Les gens ont aujourd'hui beaucoup plus de temps libre qu'il y a 50 ans. Mais l'augmentation du temps libre et de l'offre ne fait que les inciter à pratiquer des activités plus individuelles et plus spontanées. Essayer le SUP cet été, le kitesurf l'année prochaine et peut-être la voile l'année d'après - ne pas s'engager, telle semble être la devise.
C'est pourtant ce qui serait si précieux aujourd'hui : un engagement contraignant, une communauté de soutien, un échange intergénérationnel. Tout cela, qui est devenu rare dans notre monde rapide et souvent solitaire, se trouve encore dans les clubs de voile.
100 ans - il n'est pas étonnant qu'un peu de poussière se soit accumulée dans l'un ou l'autre coin. Peut-être que certaines célébrations d'anniversaire seront l'occasion d'un grand nettoyage.
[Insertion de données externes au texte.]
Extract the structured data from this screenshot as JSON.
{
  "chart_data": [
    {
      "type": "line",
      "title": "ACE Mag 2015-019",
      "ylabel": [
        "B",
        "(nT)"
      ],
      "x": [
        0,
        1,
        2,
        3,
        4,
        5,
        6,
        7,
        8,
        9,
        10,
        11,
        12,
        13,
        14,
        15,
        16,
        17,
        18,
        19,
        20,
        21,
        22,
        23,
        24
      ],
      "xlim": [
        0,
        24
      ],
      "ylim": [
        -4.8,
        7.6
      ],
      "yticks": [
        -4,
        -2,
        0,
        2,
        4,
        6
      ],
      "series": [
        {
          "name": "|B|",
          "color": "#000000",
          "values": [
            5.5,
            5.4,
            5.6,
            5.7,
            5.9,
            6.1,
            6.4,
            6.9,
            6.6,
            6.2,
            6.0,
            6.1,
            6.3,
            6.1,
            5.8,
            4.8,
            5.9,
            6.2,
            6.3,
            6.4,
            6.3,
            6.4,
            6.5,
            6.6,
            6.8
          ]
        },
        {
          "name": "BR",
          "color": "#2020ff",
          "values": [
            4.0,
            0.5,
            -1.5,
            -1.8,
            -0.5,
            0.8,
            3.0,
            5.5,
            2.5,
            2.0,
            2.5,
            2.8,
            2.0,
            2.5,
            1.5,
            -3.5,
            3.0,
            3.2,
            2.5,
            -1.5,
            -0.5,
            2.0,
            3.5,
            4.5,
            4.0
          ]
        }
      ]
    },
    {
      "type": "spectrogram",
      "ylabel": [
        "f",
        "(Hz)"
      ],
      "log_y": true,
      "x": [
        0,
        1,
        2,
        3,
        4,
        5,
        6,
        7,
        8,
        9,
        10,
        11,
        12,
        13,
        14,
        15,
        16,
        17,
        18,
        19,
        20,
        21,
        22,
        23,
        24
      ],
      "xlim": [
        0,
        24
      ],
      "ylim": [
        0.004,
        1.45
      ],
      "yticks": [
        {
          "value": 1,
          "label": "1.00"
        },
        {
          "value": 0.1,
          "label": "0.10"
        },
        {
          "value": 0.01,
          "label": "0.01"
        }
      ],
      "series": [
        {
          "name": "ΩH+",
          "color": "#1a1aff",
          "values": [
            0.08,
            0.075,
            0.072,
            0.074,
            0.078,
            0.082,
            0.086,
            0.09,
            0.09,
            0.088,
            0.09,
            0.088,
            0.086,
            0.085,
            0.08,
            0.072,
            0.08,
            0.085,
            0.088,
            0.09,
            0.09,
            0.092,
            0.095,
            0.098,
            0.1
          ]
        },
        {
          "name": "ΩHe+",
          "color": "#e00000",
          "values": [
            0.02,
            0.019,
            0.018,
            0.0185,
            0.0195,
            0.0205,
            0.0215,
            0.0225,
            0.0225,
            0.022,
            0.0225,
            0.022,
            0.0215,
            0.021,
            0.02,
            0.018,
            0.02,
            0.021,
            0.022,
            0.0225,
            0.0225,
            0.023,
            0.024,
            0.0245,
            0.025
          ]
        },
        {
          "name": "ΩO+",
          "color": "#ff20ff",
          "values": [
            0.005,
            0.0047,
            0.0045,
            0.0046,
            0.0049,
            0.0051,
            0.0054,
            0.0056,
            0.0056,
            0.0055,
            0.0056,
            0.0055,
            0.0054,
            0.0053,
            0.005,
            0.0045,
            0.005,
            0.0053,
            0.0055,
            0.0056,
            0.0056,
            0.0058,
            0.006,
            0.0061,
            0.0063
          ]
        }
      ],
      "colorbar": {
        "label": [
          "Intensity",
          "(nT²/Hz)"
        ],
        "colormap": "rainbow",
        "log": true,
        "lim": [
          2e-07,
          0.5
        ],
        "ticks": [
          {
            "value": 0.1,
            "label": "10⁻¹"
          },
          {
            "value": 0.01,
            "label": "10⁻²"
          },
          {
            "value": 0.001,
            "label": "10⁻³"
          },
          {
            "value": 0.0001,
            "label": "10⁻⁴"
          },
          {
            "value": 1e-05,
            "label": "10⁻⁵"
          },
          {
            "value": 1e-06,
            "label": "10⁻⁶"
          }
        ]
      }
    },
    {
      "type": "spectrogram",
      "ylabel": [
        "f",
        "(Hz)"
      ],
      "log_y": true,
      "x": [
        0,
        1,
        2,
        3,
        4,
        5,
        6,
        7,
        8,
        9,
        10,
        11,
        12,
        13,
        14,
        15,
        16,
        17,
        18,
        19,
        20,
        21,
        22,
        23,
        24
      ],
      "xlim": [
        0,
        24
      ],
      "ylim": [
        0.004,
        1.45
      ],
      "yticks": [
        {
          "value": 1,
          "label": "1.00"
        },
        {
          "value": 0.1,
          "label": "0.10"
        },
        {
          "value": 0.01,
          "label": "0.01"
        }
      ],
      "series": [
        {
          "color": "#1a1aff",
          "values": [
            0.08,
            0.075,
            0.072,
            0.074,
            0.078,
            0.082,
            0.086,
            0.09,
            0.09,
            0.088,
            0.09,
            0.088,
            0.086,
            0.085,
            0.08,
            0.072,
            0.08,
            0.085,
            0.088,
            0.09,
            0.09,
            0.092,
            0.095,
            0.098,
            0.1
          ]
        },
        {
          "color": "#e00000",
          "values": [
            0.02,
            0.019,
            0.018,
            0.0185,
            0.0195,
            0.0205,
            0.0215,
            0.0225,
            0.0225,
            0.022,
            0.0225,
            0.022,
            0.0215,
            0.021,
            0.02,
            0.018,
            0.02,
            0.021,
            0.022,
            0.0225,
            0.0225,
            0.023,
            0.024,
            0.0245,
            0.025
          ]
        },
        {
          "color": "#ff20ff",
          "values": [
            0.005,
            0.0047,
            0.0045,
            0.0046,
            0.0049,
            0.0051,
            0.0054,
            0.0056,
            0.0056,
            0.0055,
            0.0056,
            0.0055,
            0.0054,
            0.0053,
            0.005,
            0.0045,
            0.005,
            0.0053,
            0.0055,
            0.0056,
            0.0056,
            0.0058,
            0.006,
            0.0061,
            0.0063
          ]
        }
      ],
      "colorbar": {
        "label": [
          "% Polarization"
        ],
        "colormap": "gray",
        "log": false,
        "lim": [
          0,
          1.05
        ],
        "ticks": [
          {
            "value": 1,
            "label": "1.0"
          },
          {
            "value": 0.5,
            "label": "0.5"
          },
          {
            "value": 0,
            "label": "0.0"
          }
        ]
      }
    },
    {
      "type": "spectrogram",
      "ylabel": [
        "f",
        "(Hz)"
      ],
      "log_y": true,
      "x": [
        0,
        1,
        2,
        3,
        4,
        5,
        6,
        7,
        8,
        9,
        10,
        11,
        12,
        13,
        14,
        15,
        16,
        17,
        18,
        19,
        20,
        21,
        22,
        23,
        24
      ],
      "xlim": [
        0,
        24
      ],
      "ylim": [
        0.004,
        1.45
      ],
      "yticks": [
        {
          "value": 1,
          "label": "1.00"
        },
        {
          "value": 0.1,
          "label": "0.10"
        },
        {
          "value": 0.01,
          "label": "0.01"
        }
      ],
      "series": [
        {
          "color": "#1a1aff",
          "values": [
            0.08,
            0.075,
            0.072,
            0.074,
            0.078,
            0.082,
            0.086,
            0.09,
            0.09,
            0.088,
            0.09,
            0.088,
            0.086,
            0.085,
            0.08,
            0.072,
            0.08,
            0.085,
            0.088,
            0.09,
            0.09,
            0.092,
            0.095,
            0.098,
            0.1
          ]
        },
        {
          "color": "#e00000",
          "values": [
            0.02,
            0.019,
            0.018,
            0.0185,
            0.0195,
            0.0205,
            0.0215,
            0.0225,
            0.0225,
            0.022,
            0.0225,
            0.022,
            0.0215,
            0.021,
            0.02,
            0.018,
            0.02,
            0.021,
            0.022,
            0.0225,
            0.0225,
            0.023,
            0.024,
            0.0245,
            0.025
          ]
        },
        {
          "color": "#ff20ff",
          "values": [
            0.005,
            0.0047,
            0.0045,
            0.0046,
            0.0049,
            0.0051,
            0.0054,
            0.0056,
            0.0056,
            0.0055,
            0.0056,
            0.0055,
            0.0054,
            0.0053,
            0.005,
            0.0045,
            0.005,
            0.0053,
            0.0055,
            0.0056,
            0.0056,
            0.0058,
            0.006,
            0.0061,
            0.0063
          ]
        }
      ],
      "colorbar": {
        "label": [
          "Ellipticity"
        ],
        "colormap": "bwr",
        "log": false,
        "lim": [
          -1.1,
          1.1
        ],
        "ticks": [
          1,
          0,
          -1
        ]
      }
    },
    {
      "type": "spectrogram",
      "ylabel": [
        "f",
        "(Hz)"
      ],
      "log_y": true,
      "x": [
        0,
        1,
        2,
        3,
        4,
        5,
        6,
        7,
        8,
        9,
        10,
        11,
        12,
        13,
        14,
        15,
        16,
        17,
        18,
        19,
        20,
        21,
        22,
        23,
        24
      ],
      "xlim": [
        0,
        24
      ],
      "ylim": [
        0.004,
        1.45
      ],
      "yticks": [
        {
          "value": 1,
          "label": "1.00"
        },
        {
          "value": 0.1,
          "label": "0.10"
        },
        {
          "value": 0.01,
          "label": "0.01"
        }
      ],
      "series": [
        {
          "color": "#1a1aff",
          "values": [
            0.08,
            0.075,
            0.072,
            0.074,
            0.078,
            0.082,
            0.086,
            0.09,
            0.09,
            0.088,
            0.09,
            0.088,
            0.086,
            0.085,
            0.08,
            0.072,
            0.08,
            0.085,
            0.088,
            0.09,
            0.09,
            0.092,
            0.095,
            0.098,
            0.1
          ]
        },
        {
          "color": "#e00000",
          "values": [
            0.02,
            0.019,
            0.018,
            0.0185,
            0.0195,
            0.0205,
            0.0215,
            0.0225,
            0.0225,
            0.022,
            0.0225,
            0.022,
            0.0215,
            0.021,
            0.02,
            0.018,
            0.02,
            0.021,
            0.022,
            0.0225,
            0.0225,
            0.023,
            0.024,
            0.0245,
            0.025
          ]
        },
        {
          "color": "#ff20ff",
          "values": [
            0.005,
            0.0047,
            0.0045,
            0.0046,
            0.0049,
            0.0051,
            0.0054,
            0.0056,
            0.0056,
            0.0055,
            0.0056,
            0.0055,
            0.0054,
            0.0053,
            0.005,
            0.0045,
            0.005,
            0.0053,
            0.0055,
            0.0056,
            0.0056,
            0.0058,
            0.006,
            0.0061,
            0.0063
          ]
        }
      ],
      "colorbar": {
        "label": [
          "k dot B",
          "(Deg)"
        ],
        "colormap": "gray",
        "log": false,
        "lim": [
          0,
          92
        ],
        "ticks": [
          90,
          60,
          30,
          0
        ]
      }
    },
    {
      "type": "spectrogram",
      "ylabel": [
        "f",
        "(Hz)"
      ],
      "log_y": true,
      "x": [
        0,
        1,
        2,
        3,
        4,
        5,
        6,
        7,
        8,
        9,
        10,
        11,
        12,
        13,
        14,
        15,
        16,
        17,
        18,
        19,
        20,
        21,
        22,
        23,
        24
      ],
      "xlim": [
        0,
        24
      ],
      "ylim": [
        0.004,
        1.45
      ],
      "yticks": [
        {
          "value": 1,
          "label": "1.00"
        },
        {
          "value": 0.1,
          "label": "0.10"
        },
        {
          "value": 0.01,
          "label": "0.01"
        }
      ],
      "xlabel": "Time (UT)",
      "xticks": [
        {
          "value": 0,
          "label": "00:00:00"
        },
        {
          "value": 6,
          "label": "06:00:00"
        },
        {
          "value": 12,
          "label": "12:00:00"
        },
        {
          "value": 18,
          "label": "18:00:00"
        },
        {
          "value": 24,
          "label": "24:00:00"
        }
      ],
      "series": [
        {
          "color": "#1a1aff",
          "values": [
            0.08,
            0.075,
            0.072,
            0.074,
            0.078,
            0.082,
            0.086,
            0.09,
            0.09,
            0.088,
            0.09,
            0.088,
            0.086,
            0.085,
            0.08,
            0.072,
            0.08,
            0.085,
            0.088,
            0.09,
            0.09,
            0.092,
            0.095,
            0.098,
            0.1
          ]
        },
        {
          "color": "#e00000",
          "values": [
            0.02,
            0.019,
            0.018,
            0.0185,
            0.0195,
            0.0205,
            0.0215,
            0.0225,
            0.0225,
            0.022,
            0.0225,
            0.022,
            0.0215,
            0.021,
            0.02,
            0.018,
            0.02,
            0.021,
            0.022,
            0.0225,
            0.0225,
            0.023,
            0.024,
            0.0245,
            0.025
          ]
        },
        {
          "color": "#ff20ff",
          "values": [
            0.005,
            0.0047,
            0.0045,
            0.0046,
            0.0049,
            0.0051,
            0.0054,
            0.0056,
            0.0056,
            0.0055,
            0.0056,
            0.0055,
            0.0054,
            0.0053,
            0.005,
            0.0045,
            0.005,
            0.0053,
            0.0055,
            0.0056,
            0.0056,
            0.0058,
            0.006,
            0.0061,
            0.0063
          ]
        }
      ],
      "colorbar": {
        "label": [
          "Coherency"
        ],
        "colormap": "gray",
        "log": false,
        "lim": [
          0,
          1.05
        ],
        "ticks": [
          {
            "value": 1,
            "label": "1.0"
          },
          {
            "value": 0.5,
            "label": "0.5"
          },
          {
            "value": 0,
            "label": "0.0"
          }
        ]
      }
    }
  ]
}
Les clubs de voile doivent changer sans se tordre. Beaucoup le font déjà activement. Une communication moderne, des modèles d'adhésion à bas seuil et des offres d'initiation permettent de toucher de nouveaux groupes cibles. Des coopérations avec des écoles, des institutions sociales ou des projets environnementaux permettent d'assurer la relève.
La solution ne peut toutefois pas consister uniquement à supprimer les heures obligatoires et à proposer une participation sporadique plutôt qu'une adhésion obligatoire. Le terme "associatif" désigne de manière péjorative quelqu'un qui s'engage "trop" dans son association. Peut-être faudrait-il donc dépoussiérer le bénévolat en lui-même : plus de plaisir à participer. Des projets plutôt que des postes. Partager les responsabilités au lieu de les faire peser sur quelques épaules. L'avenir des clubs de voile se décide avant tout grâce à des personnes prêtes à faire plus que distribuer des likes - mais peut-être aussi à balayer le club house de temps en temps.